Aujourd’hui, quand on parle de l’unité des croyants on pense surtout aux grandes religions ou aux confessions chrétiennes. On aspire à la paix face aux « guerres des religions ». Les différences s’estompent. On rêve de fraternité universelle. La division ne semble pas être de Dieu, elle vient donc de l’homme. On suggère aux croyants de gommer ces différences sources de tension, d’opposition et de violence. Le monde propose alors son unité, affective, sentimentale, émotionnelle, sans besoin d’autre vérité.

Pourtant, selon Jésus,  l’unité vient d’abord de Dieu: « afin que tous soient un. Comme toi, Père, tu es en moi et moi en toi, qu'eux aussi soient en nous » (Jn 17, 21). L’unité des croyants est d’abord l’unité de Dieu, Dieu comme modèle, comme origine, comme moyen.

En confessant un Dieu en Trois Personnes, le christianisme définit une unité basée sur la « personne » et sur la « relation » : celles manifestées par l’humanité de Jésus-Christ ; celles réalisée par l’intimité de l’Esprit-Saint.
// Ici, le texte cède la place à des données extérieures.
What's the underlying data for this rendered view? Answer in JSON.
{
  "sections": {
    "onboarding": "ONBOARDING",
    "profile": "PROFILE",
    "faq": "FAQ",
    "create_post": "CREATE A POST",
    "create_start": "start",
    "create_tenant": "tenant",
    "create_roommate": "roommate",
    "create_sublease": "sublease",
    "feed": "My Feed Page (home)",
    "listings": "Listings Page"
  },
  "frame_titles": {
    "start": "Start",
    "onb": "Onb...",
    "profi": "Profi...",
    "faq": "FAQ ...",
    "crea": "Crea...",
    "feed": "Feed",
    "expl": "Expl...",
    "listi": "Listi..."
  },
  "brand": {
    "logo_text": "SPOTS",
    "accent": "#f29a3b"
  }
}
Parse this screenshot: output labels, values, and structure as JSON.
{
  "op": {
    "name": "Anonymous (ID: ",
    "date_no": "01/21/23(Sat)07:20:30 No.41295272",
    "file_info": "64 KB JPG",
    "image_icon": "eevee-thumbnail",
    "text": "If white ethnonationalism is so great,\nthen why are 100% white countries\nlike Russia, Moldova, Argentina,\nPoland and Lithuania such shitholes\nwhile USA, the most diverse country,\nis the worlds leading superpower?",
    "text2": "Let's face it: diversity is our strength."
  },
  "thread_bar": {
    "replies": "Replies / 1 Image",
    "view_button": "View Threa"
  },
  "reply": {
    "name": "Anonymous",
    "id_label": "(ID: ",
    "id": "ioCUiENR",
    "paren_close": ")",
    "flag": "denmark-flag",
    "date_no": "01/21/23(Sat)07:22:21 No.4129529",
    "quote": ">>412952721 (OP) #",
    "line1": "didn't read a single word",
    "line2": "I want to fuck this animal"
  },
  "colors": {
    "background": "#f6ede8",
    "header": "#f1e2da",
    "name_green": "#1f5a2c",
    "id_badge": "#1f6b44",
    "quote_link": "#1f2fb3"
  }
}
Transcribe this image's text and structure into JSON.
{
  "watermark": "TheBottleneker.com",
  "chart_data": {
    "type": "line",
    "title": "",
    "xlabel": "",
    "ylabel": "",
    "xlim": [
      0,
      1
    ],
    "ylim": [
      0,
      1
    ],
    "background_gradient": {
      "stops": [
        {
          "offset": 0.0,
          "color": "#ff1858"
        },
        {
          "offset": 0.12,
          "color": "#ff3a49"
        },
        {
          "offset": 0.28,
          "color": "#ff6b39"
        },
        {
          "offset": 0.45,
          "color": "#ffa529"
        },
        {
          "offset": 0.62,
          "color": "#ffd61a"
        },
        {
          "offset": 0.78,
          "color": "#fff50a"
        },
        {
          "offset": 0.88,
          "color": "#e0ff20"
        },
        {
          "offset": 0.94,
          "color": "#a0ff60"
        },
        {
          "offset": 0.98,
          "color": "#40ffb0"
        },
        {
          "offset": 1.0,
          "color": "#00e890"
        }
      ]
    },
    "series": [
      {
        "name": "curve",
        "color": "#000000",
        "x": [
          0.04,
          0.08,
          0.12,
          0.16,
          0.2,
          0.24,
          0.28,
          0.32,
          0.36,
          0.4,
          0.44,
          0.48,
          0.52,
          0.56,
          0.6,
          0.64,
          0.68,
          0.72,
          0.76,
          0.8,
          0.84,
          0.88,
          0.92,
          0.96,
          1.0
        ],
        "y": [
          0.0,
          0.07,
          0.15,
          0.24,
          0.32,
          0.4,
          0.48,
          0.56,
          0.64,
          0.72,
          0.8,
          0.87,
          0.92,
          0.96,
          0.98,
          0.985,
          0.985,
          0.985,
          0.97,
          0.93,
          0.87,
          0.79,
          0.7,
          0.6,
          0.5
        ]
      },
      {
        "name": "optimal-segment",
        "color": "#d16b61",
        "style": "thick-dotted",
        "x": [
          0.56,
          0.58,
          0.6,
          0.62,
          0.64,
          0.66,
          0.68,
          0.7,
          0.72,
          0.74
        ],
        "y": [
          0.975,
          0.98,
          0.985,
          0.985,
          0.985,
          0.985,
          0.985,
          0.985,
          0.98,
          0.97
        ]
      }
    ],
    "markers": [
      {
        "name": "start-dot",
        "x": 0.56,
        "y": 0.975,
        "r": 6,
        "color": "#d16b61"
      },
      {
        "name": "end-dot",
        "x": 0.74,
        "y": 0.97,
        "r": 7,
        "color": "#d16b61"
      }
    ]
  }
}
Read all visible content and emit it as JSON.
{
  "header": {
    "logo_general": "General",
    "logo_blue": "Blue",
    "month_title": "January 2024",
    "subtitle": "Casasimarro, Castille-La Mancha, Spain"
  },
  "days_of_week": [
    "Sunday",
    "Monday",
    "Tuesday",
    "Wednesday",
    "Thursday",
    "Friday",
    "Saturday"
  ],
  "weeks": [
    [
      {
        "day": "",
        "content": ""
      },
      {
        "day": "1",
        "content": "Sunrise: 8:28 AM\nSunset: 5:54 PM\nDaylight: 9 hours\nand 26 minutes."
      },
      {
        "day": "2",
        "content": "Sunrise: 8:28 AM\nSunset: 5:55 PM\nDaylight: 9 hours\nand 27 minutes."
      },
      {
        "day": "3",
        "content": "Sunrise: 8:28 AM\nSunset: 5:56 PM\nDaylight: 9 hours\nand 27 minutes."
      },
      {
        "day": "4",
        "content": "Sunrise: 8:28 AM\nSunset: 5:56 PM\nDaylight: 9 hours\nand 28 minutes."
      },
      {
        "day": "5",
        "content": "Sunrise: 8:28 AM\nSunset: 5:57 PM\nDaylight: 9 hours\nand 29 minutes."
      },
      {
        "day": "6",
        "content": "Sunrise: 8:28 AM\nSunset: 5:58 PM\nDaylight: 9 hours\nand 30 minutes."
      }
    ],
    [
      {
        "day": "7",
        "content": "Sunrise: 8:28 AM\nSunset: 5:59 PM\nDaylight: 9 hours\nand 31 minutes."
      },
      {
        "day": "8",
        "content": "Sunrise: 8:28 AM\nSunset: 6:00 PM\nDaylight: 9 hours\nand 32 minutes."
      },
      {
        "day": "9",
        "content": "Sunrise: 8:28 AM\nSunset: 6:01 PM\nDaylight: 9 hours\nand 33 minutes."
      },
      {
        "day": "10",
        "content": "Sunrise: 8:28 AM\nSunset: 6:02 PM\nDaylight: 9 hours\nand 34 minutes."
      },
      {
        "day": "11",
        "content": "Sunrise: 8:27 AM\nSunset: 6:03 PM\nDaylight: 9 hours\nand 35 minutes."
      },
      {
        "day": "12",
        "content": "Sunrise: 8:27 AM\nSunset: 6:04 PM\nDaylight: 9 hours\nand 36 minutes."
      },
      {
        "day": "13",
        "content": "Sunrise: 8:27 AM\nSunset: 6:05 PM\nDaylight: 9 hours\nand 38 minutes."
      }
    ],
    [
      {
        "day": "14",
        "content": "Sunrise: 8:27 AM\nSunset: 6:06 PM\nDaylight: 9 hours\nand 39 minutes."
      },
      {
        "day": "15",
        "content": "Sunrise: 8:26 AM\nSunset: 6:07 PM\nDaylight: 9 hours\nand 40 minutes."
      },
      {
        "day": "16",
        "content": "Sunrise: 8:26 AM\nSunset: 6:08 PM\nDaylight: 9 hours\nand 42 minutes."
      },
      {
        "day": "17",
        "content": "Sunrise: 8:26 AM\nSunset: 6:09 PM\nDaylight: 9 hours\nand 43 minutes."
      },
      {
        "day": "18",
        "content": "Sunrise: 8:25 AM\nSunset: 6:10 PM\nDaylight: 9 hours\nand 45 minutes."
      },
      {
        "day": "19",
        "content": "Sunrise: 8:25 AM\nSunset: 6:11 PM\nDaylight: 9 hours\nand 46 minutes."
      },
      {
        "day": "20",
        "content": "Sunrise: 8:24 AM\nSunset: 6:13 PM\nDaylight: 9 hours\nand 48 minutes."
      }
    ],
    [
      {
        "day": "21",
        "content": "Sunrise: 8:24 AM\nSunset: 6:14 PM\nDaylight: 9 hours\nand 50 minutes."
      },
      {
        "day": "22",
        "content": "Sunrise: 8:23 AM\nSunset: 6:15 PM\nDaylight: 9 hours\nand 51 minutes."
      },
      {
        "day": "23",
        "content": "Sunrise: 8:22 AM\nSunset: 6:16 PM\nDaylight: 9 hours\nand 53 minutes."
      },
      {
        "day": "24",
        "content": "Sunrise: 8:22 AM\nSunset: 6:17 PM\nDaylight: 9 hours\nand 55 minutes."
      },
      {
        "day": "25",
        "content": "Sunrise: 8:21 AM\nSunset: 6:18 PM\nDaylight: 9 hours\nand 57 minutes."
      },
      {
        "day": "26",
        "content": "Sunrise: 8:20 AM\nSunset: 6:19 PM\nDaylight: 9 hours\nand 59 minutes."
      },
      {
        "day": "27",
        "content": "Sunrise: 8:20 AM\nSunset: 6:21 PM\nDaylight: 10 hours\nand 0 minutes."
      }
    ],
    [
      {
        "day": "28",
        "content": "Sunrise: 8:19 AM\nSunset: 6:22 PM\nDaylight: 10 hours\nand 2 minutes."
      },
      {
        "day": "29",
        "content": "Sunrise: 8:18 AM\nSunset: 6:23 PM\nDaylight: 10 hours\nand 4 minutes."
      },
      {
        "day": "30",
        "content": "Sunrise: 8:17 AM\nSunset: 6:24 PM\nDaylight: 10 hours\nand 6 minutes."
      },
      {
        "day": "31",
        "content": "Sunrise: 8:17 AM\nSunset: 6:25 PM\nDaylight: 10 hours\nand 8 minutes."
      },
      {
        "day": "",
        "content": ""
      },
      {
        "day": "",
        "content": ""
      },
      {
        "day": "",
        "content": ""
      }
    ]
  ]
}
Dans le cœur de l’homme, cette relation prend la forme de la Foi, de l’Espérance et de la Charité, les seules réalités qui structurent en même temps la personne et la relation, à soi-même, à Dieu et aux autres.

Ni la fusion rêvée par les hommes, ni le désespoir d’une séparation mais une relation qui oppose juste ce qu’il faut pour permettre la vérité de l’amour.